The cab drew up at the great blank-looking door of the Doctor’s house, and Clive leaped out, paid the man, and hurried up the broad steps in the cold, grey morning. How many times, full of expectation and delight, he had hurried to that door bearing presents or bouquets; and now he was there once more – to hear what news of the bright, handsome girl whom he had made his idol from a boy?
His hand was upon the heavy knocker, but it dropped to his side, and he rang the night-bell, and then stood listening to the distant wheels of the cab in which he had come.
“Who is it?” came in a husky whisper from the mouth of the speaking-tube, and he answered back —
“I: Clive Reed.”
“Down directly.”
Five minutes later the door was opened by the Doctor himself, and quite at home there, Clive Reed sprang in to face his old friend standing in dressing-gown and slippers.
“How is she?” he cried, in a low excited whisper. “How is she?” repeated the Doctor, as he closed the door. “Here, come this way.”

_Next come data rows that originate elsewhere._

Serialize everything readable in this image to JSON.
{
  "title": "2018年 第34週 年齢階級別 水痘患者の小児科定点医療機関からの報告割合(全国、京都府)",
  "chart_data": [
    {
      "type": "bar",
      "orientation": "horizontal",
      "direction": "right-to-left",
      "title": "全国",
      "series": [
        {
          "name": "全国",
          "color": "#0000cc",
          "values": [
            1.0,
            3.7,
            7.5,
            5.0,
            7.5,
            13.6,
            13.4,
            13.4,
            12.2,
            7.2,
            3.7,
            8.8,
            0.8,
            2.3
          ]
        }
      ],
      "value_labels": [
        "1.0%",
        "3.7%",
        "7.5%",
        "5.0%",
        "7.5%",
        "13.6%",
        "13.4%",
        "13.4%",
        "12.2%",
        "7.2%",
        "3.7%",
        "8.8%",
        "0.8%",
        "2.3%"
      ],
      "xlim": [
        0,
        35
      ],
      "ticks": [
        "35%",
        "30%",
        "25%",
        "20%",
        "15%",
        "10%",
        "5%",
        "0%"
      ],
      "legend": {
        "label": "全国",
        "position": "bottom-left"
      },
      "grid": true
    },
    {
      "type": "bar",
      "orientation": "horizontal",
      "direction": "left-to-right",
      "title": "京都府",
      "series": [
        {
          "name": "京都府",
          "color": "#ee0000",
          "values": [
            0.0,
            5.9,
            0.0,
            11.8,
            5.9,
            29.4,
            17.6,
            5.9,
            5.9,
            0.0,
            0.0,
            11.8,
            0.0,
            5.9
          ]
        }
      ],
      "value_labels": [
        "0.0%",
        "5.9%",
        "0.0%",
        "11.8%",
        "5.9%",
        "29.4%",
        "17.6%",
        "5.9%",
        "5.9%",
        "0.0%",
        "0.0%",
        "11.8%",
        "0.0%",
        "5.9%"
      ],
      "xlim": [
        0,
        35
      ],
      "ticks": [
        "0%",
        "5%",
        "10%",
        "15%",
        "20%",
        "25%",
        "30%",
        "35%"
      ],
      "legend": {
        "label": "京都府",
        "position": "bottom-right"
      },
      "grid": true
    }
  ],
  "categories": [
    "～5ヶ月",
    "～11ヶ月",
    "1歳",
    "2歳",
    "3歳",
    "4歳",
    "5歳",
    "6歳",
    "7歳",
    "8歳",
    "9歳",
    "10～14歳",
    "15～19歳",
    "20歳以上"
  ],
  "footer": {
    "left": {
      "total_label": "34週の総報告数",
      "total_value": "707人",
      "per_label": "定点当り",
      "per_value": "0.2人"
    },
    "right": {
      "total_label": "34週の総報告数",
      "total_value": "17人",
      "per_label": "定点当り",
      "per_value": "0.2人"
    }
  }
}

He took a chamber candlestick from where he had set it down on the hall table, and led on into his consulting-room, with its walls adorned with grim-looking engravings of medical magnates, and its table with books and inkstand, two stethoscopes standing upright on the chimneypiece like a pair of very ancient attenuated vases.
“You came up at once, then?” said the Doctor grimly.

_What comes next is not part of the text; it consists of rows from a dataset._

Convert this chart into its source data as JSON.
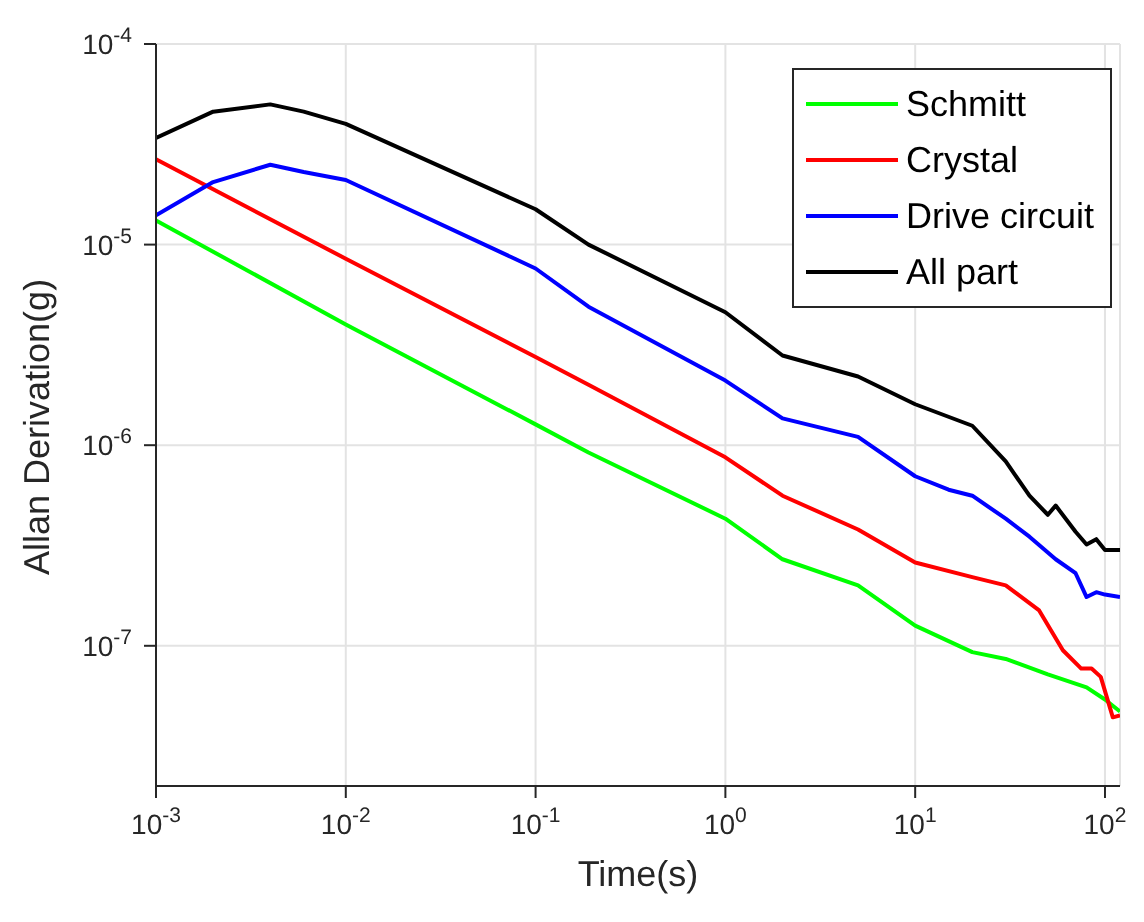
{
  "chart_data": {
    "type": "line",
    "xlabel": "Time(s)",
    "ylabel": "Allan Derivation(g)",
    "log": "xy",
    "grid": true,
    "legend": "top right",
    "marker": "none",
    "line_style": "solid",
    "xlim": [
      0.001,
      120
    ],
    "ylim": [
      2e-08,
      0.0001
    ],
    "xticks": [
      {
        "value": 0.001,
        "label": "10$^{-3}$"
      },
      {
        "value": 0.01,
        "label": "10$^{-2}$"
      },
      {
        "value": 0.1,
        "label": "10$^{-1}$"
      },
      {
        "value": 1,
        "label": "10$^{0}$"
      },
      {
        "value": 10,
        "label": "10$^{1}$"
      },
      {
        "value": 100,
        "label": "10$^{2}$"
      }
    ],
    "yticks": [
      {
        "value": 1e-07,
        "label": "10$^{-7}$"
      },
      {
        "value": 1e-06,
        "label": "10$^{-6}$"
      },
      {
        "value": 1e-05,
        "label": "10$^{-5}$"
      },
      {
        "value": 0.0001,
        "label": "10$^{-4}$"
      }
    ],
    "series": [
      {
        "name": "Schmitt",
        "color": "#00ff00",
        "x": [
          0.001,
          0.01,
          0.1,
          0.19,
          1,
          2,
          5,
          10,
          20,
          30,
          50,
          80,
          100,
          120
        ],
        "values": [
          1.32e-05,
          4e-06,
          1.27e-06,
          9.2e-07,
          4.3e-07,
          2.7e-07,
          2e-07,
          1.26e-07,
          9.3e-08,
          8.6e-08,
          7.2e-08,
          6.2e-08,
          5.4e-08,
          4.7e-08
        ]
      },
      {
        "name": "Crystal",
        "color": "#ff0000",
        "x": [
          0.001,
          0.01,
          0.1,
          0.19,
          1,
          2,
          5,
          10,
          20,
          30,
          45,
          60,
          75,
          85,
          95,
          110,
          120
        ],
        "values": [
          2.66e-05,
          8.5e-06,
          2.75e-06,
          2e-06,
          8.7e-07,
          5.6e-07,
          3.8e-07,
          2.6e-07,
          2.2e-07,
          2e-07,
          1.5e-07,
          9.5e-08,
          7.7e-08,
          7.7e-08,
          7e-08,
          4.4e-08,
          4.5e-08
        ]
      },
      {
        "name": "Drive circuit",
        "color": "#0000ff",
        "x": [
          0.001,
          0.002,
          0.004,
          0.006,
          0.01,
          0.1,
          0.19,
          1,
          2,
          5,
          10,
          15,
          20,
          30,
          40,
          55,
          70,
          80,
          90,
          100,
          120
        ],
        "values": [
          1.4e-05,
          2.05e-05,
          2.5e-05,
          2.3e-05,
          2.1e-05,
          7.6e-06,
          4.9e-06,
          2.1e-06,
          1.36e-06,
          1.1e-06,
          7e-07,
          6e-07,
          5.6e-07,
          4.3e-07,
          3.5e-07,
          2.7e-07,
          2.3e-07,
          1.75e-07,
          1.85e-07,
          1.8e-07,
          1.75e-07
        ]
      },
      {
        "name": "All part",
        "color": "#000000",
        "x": [
          0.001,
          0.002,
          0.004,
          0.006,
          0.01,
          0.1,
          0.19,
          1,
          2,
          5,
          10,
          20,
          30,
          40,
          50,
          55,
          70,
          80,
          90,
          100,
          120
        ],
        "values": [
          3.4e-05,
          4.6e-05,
          5e-05,
          4.6e-05,
          4e-05,
          1.5e-05,
          1e-05,
          4.6e-06,
          2.8e-06,
          2.2e-06,
          1.6e-06,
          1.25e-06,
          8.3e-07,
          5.6e-07,
          4.5e-07,
          5e-07,
          3.7e-07,
          3.2e-07,
          3.4e-07,
          3e-07,
          3e-07
        ]
      }
    ]
  }
}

“Of course. I caught the mail; but don’t keep me – in suspense,” Clive was about to say, but he checked himself, for positions had altered now, and he had no right to be in suspense, so he used the word “waiting.”
“Waiting!” said the Doctor. “What do you mean?”
“Your telegram – about Janet. Is she very bad?”
“Confound Janet for a weak-minded idiot!” cried the Doctor testily. “Nothing of the kind. I wired to you to come up about this cursed mine.”
“Oh!” ejaculated Clive, with a feeling of relief. “Your telegram explained nothing, and I thought the poor girl was ill.”
“Ill! No: I wish she were. Be a lesson to her – a hussy. Now, then, what am I to do? Nice business this, sir. Here, on the strength of your representations, I put a life’s savings in that cursed mine, and they’re pretty well all swept away.”
Clive looked at him, as if doubting his old friend’s sanity.
“Don’t stand staring at me like a confounded stock-fish, sir. You’ve got me into this scrape, now tell me how to get out of it. Hang it all, Clive, I’ve been like a second father to you, and the least you could have done would have been to give me fair warning, so that I might have – have – hedged – yes, that’s the word my lovely son-in-law would have used. Now, then, before it is too late. I daresay I could get them back from him, as I only saw him to-night. Can you help me to make a better price?”
Clive seated himself, for he was weary, and the Doctor, after setting down his candlestick, was walking up and down the room as he talked.
“My dear Doctor,” said Clive, “will you explain what you mean? Cursed mine – too late – get them back from him. To begin with, who is ‘him’?”
“Who is ‘him’?” cried the Doctor furiously. “Why, that confounded brother of yours. After all that has passed, I was obliged to go to him hat in hand, and humble myself so as to try and save what I could out of the fire.”